- Genre: sports
- Presented by: Alex Trebek
- Country of origin: Canada
- Original language: English
- No. of seasons: 1
- No. of episodes: 16

Production
- Producer: Ronald Corey
- Production location: Quebec City

Original release
- Network: CBC Television
- Release: 7 September – 28 December 1968

= Championship Tennis =

1968 Canadian sports television series

Championship Tennis is a Canadian sports television series which aired on CBC Television in 1968.

==Premise==
Episodes consisted of round-robin tennis tournaments among amateur players from six nations. Games were edited and condensed to fit a one-hour time slot.

Colour commentary was provided by Robert Bédard with Bob McDevitt providing other play commentary. Alex Trebek was the series host.

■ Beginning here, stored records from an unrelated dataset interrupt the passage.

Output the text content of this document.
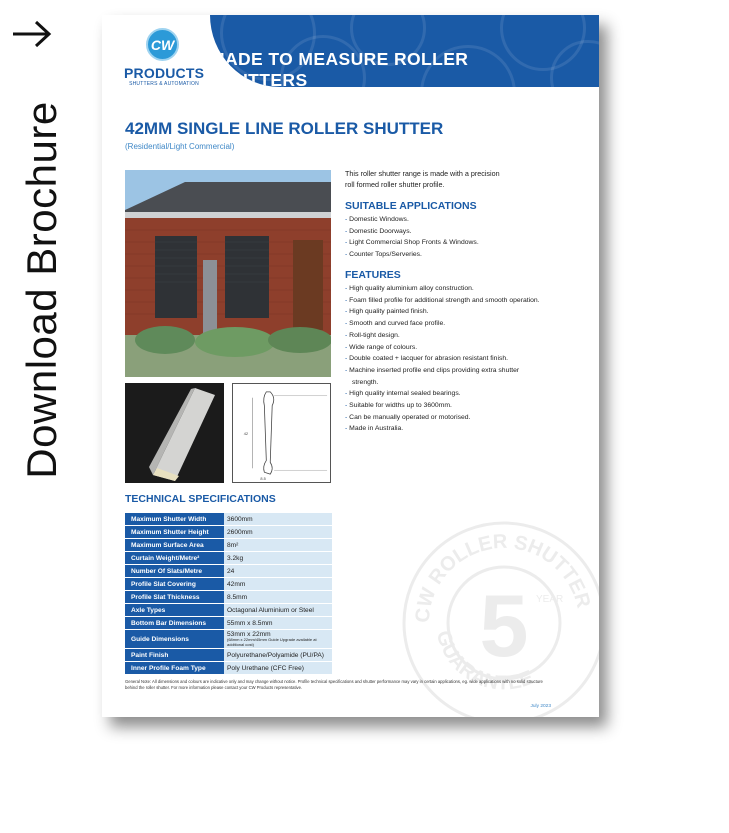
Download Brochure
MADE TO MEASURE ROLLER SHUTTERS
CW
PRODUCTS
SHUTTERS & AUTOMATION
42MM SINGLE LINE ROLLER SHUTTER
(Residential/Light Commercial)
42
8.5
This roller shutter range is made with a precision
roll formed roller shutter profile.
SUITABLE APPLICATIONS
- Domestic Windows.
- Domestic Doorways.
- Light Commercial Shop Fronts & Windows.
- Counter Tops/Serveries.
FEATURES
- High quality aluminium alloy construction.
- Foam filled profile for additional strength and smooth operation.
- High quality painted finish.
- Smooth and curved face profile.
- Roll-tight design.
- Wide range of colours.
- Double coated + lacquer for abrasion resistant finish.
- Machine inserted profile end clips providing extra shutter strength.
- High quality internal sealed bearings.
- Suitable for widths up to 3600mm.
- Can be manually operated or motorised.
- Made in Australia.
CW ROLLER SHUTTER
GUARANTEE
5 YEAR
TECHNICAL SPECIFICATIONS
Maximum Shutter Width	3600mm
Maximum Shutter Height	2600mm
Maximum Surface Area	8m²
Curtain Weight/Metre²	3.2kg
Number Of Slats/Metre	24
Profile Slat Covering	42mm
Profile Slat Thickness	8.5mm
Axle Types	Octagonal Aluminium or Steel
Bottom Bar Dimensions	55mm x 8.5mm
Guide Dimensions	53mm x 22mm
(68mm x 22mm/45mm Guide Upgrade available at additional cost)

Paint Finish	Polyurethane/Polyamide (PU/PA)
Inner Profile Foam Type	Poly Urethane (CFC Free)
General Note: All dimensions and colours are indicative only and may change without notice. Profile technical specifications and shutter performance may vary in certain applications, eg. wide applications with no solid structure behind the roller shutter. For more information please contact your CW Products representative.
July 2023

The first episode featured a match between Ramanathan Krishnan (India) and Mike Belkin (Canada). Belkin faced Manuel Santana (Spain) on 19 October. Thomaz Koch (Brazil) and Tom Okker (Netherlands) competed in the 7 December 1968 episode.

==Production==
The series was recorded in Quebec City at the Civil Employees Tennis Club (club de tennis des employs civils).

==Scheduling==
This hour-long series was broadcast Saturdays at 1 p.m. from 7 September to 28 December 1968.